A report by an anti-poverty campaign group has seen a number of wealthy countries purchase at least a billion more doses of Covid19 vaccines than they actually need—even with both doses accounted for—leaving behind poorer nations in the race to secure vaccines.
ONE Campaign’s report was analysis of ongoing supply deals, which showed that these countries—such as the United Kingdom and the United States—should share the excess in order to “supercharge” the global response to the pandemic.
If not, billions of people would be denied essential protection from the coronavirus, thus prolonging the pandemic further.
The report examined contracts with the five major drug-makers: Pfizer-BioNTech, Moderna, AstraZeneca, Johnson & Johnson and Novavax. It showed that the US, the European Union, Britain, Australia, Canada and Japan have more than 3 billion doses, enough to vaccinate their populations with both doses twice over.
“This huge excess is the embodiment of vaccine nationalism,” said ONE Campaign senior director, Jenny Ottenhoff.

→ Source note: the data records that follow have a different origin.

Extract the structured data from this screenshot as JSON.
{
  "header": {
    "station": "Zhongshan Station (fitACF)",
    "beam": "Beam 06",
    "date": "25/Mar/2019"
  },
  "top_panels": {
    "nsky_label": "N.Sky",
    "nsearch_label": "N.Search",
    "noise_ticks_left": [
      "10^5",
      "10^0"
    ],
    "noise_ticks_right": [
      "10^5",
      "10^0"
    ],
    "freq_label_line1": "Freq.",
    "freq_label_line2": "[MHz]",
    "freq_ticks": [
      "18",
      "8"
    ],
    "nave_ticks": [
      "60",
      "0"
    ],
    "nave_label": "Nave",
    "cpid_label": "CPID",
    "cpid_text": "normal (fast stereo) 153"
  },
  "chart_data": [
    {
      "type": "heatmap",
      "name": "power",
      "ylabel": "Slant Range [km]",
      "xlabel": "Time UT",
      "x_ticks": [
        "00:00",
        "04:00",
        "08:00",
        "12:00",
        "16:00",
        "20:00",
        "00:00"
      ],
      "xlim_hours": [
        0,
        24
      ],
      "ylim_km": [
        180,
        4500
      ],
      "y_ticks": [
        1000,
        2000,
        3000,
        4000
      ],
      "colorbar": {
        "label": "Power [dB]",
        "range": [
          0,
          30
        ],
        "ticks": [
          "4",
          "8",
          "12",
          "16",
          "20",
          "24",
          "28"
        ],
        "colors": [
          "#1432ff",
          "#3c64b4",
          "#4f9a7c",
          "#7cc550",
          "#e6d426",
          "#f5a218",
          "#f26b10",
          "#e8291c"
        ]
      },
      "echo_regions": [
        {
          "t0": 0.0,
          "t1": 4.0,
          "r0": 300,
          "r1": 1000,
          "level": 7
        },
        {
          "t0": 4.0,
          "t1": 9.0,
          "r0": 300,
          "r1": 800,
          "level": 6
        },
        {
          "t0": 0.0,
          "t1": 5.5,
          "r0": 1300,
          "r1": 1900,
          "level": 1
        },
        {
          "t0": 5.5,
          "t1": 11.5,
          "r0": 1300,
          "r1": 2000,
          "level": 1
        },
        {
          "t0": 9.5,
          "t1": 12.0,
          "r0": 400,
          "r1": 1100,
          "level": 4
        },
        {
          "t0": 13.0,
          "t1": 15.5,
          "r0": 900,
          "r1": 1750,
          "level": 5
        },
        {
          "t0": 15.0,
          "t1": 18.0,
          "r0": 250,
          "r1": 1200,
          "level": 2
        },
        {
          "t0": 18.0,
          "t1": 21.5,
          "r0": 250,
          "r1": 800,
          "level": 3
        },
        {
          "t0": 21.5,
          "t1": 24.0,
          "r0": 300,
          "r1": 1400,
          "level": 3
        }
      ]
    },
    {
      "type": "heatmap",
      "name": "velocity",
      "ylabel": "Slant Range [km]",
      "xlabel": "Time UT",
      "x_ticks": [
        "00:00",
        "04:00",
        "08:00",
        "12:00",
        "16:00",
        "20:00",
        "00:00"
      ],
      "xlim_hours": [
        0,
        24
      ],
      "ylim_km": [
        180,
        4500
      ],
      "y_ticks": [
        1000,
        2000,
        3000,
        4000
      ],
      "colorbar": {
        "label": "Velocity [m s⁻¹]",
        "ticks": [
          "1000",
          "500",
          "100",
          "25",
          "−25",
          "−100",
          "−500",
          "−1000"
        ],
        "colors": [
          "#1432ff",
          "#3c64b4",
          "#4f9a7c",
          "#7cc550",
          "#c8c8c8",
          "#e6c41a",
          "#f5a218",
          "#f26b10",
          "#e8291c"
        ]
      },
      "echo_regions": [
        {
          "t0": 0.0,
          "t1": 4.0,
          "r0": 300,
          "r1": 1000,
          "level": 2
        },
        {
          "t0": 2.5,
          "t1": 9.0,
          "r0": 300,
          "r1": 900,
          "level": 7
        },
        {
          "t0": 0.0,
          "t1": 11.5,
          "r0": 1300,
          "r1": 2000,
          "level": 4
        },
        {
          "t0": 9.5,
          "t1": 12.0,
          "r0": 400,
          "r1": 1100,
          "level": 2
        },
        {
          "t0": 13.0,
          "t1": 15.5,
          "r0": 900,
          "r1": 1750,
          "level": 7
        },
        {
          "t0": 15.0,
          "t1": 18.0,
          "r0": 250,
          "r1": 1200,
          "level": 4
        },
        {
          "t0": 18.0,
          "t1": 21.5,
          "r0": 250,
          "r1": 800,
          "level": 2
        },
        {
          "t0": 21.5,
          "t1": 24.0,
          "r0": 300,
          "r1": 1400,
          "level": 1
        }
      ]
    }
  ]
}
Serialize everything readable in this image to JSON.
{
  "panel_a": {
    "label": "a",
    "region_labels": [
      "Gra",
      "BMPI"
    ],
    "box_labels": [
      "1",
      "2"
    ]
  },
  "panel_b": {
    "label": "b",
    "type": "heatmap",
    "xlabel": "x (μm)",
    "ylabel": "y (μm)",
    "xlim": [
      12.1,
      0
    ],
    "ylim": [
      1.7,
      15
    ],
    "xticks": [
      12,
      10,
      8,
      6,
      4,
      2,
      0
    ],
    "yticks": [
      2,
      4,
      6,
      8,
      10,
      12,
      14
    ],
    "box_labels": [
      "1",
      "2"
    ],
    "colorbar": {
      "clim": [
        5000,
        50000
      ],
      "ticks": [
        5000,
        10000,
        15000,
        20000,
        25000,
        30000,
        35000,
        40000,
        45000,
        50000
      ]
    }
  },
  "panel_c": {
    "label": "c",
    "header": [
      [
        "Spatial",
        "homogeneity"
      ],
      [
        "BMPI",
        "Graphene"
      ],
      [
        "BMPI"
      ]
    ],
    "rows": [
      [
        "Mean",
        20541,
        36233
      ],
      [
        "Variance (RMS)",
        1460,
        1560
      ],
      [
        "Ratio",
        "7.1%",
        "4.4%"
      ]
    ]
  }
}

The report also discovered that apart from the COVAX vaccine-sharing scheme, countries with doses to spare would also help greatly in protecting vulnerable sectors in developing countries. This would shrink Covid19-related deaths and the chances of new virus variants developing as well as speed up the end of the pandemic.
The World Health Organization has asked these nations to donate them to the COVAX facility instead of sharing them unilaterally.
US President Joe Biden has promised $4 billion to COVAX, while the EU is set to double their donation to $1.2 billion. French President Emmanuel Macron recommended that western nations give 3 to 5% of their vaccine supply to Africa.